In response to rapidly increasing cement prices in the country, government has instructed cement manufacturers to cut prices before mid May this year, or else face competition from cheaper foreign manufacturers.
The decision was reached after a meeting on Tuesday held between Minister of Trade, Industry and Cooperatives, Amelia Kyambadde and cement manufacturers and wholesalers with an intention of establishing the cause of the increasing cement prices and devise possible solutions.
A bag of cement currently costs between Shs 40,000 and Shs 43,000 in most wholesale shops up from the month of February, when it cost around Shs 32,000.

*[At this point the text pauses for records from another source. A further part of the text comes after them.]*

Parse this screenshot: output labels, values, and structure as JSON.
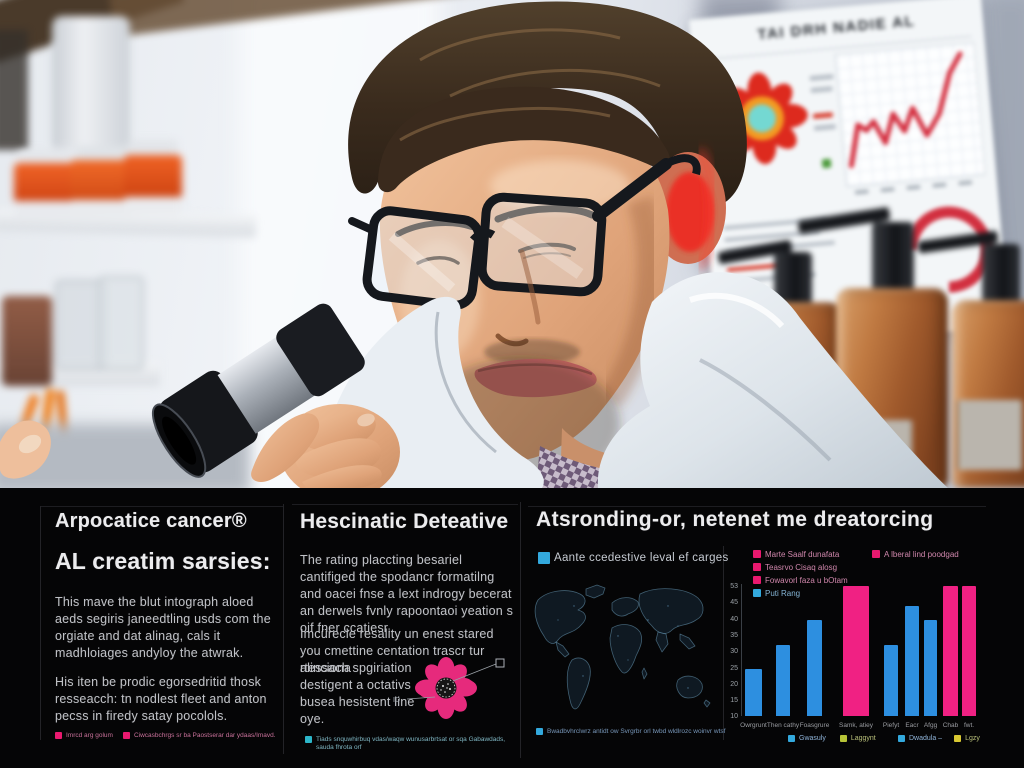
{
  "photo": {
    "poster_title": "TAI DRH NADIE AL"
  },
  "panels": {
    "left": {
      "title": "Arpocatice cancer®",
      "subtitle": "AL creatim sarsies:",
      "para1": "This mave the blut intograph aloed aeds segiris janeedtling usds com the orgiate and dat alinag, cals it madhloiages andyloy the atwrak.",
      "para2": "His iten be prodic egorsedritid thosk resseacch: tn nodlest fleet and anton pecss in firedy satay pocolols.",
      "legend": [
        {
          "color": "#e9196f",
          "label": "Imrcd arg golum"
        },
        {
          "color": "#e9196f",
          "label": "Ciwcasbchrgs sr ba Paostserar dar ydaas/Imavd."
        }
      ]
    },
    "middle": {
      "title": "Hescinatic Deteative",
      "para1": "The rating placcting besariel cantifiged the spodancr formatilng and oacei fnse a lext indrogy becerat an derwels fvnly rapoontaoi yeation s oif fner ccatiesr.",
      "para2a": "Imcürecle resality un enest stared you cmettine centation trascr tur alinciona",
      "para2b": "rtessach spgiriation destigent a octativs busea hesistent line oye.",
      "callout_bottom_label": "ID",
      "legend": [
        {
          "color": "#2cb6c9",
          "label": "Tiads snquwhirbuq vdas/waqw wunusarbrtsat or sqa Gabawdads, sauda fhrota orf"
        }
      ]
    },
    "right": {
      "title": "Atsronding-or, netenet me dreatorcing",
      "map_legend": [
        {
          "color": "#33a9dd",
          "label": "Aante ccedestive leval ef carges"
        }
      ],
      "map_footnote": [
        {
          "color": "#33a9dd",
          "label": "Bwadbvhrclwrz antidt ow Svrgrbr orl twbd wldlrozc woinvr wtsf"
        }
      ],
      "chart_legend_col1": [
        {
          "color": "#e9196f",
          "label": "Marte Saalf dunafata"
        },
        {
          "color": "#e9196f",
          "label": "Teasrvo Cisaq alosg"
        },
        {
          "color": "#e9196f",
          "label": "Fowavorl faza u bOtam"
        },
        {
          "color": "#33a9dd",
          "label": "Puti Rang"
        }
      ],
      "chart_legend_col2": [
        {
          "color": "#e9196f",
          "label": "A lberal lind poodgad"
        }
      ],
      "bottom_legend_1": [
        {
          "color": "#33a9dd",
          "label": "Gwasuly"
        },
        {
          "color": "#b7c437",
          "label": "Laggynt"
        }
      ],
      "bottom_legend_2": [
        {
          "color": "#33a9dd",
          "label": "Dwadula –"
        },
        {
          "color": "#d8c832",
          "label": "Lgzy"
        }
      ]
    }
  },
  "chart_data": [
    {
      "type": "bar",
      "categories": [
        "Owrgrunt",
        "Then cathy",
        "Foasgrure",
        "Samk, atiey"
      ],
      "values": [
        19,
        29,
        39,
        53
      ],
      "colors": [
        "#2d8fe0",
        "#2d8fe0",
        "#2d8fe0",
        "#f02183"
      ],
      "ylim": [
        0,
        53
      ],
      "yticks": [
        "53",
        "45",
        "40",
        "35",
        "30",
        "25",
        "20",
        "15",
        "10"
      ],
      "title": "",
      "xlabel": "",
      "ylabel": "",
      "legend_position": "below",
      "grid": false
    },
    {
      "type": "bar",
      "categories": [
        "Piefyt",
        "Eacr",
        "Afgg",
        "Chab",
        "fwt."
      ],
      "values": [
        29,
        45,
        39,
        53,
        53
      ],
      "colors": [
        "#2d8fe0",
        "#2d8fe0",
        "#2d8fe0",
        "#f02183",
        "#f02183"
      ],
      "ylim": [
        0,
        53
      ],
      "title": "",
      "xlabel": "",
      "ylabel": "",
      "legend_position": "below",
      "grid": false
    }
  ]
}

Hima Cement attributed the price increase to the shortage of clinker (raw material for making cement) now held at the border by the tax body Uganda Revenue Authority (URA), but the Ministry promised to fast track its clearance so as to increase production.

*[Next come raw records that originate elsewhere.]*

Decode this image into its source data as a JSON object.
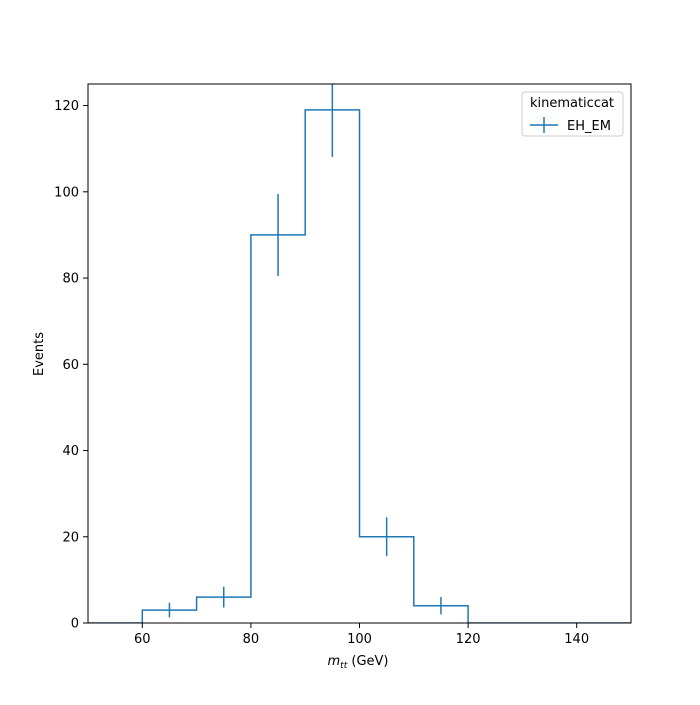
{
  "chart_data": {
    "type": "step-histogram",
    "xlabel_math": "m",
    "xlabel_sub": "tt",
    "xlabel_unit": " (GeV)",
    "ylabel": "Events",
    "xlim": [
      50,
      150
    ],
    "ylim": [
      0,
      125
    ],
    "xticks": [
      60,
      80,
      100,
      120,
      140
    ],
    "yticks": [
      0,
      20,
      40,
      60,
      80,
      100,
      120
    ],
    "bin_edges": [
      50,
      60,
      70,
      80,
      90,
      100,
      110,
      120,
      130,
      140,
      150
    ],
    "series": [
      {
        "name": "EH_EM",
        "values": [
          0,
          3,
          6,
          90,
          119,
          20,
          4,
          0,
          0,
          0
        ],
        "errors": [
          0,
          1.7,
          2.4,
          9.5,
          10.9,
          4.5,
          2.0,
          0,
          0,
          0
        ],
        "color": "#1f77b4"
      }
    ],
    "legend": {
      "title": "kinematiccat",
      "position": "top-right"
    },
    "grid": false
  }
}
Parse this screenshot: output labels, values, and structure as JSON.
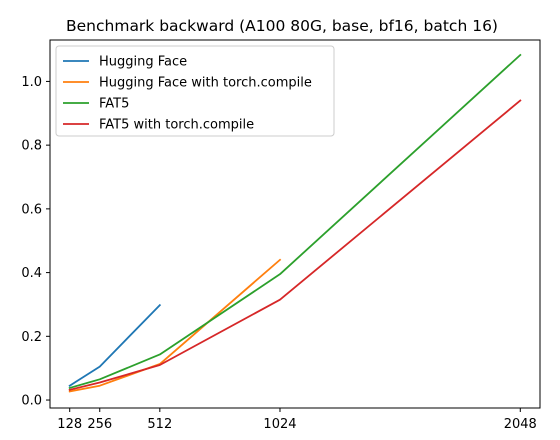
{
  "chart_data": {
    "type": "line",
    "title": "Benchmark backward (A100 80G, base, bf16, batch 16)",
    "xlabel": "",
    "ylabel": "",
    "x_ticks": [
      128,
      256,
      512,
      1024,
      2048
    ],
    "x_tick_labels": [
      "128",
      "256",
      "512",
      "1024",
      "2048"
    ],
    "y_ticks": [
      0.0,
      0.2,
      0.4,
      0.6,
      0.8,
      1.0
    ],
    "y_tick_labels": [
      "0.0",
      "0.2",
      "0.4",
      "0.6",
      "0.8",
      "1.0"
    ],
    "xlim": [
      44,
      2132
    ],
    "ylim": [
      -0.025,
      1.13
    ],
    "grid": false,
    "legend_position": "upper-left",
    "series": [
      {
        "name": "Hugging Face",
        "color": "#1f77b4",
        "x": [
          128,
          256,
          512
        ],
        "y": [
          0.045,
          0.105,
          0.298
        ]
      },
      {
        "name": "Hugging Face with torch.compile",
        "color": "#ff7f0e",
        "x": [
          128,
          256,
          512,
          1024
        ],
        "y": [
          0.027,
          0.045,
          0.113,
          0.44
        ]
      },
      {
        "name": "FAT5",
        "color": "#2ca02c",
        "x": [
          128,
          256,
          512,
          1024,
          2048
        ],
        "y": [
          0.038,
          0.065,
          0.143,
          0.395,
          1.083
        ]
      },
      {
        "name": "FAT5 with torch.compile",
        "color": "#d62728",
        "x": [
          128,
          256,
          512,
          1024,
          2048
        ],
        "y": [
          0.032,
          0.055,
          0.11,
          0.315,
          0.94
        ]
      }
    ]
  }
}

On wholesalers who raise prices to exploit consumers, government has threatened to place a price cap on them to ensure price stability. Power outages was another reason fronted by manufacturers which they say limits production of cement to which the Ministry promised to liaise with UMEME to sort out the problem.
It has also been agreed that the Ministry of Trade works with Ministry of Energy to fast track the mining license for limestone for Hima Cement and champion the removal of 10% import duty on clinker in order to lower costs of cement production in the country.
Cement manufacturers who attended Tuesday’s meeting committed in writing to double their supply of cement in the next 3 weeks. However, the Ministry resolved that it will open up and allow importation of cement at a special duty rate in case the prices remain high by mid May this year.
The recent sudden hike of cement prices in the country caused public outcry with many calling on government to intervene. It remains unclear whether the decisions reached will normalize the situation soon.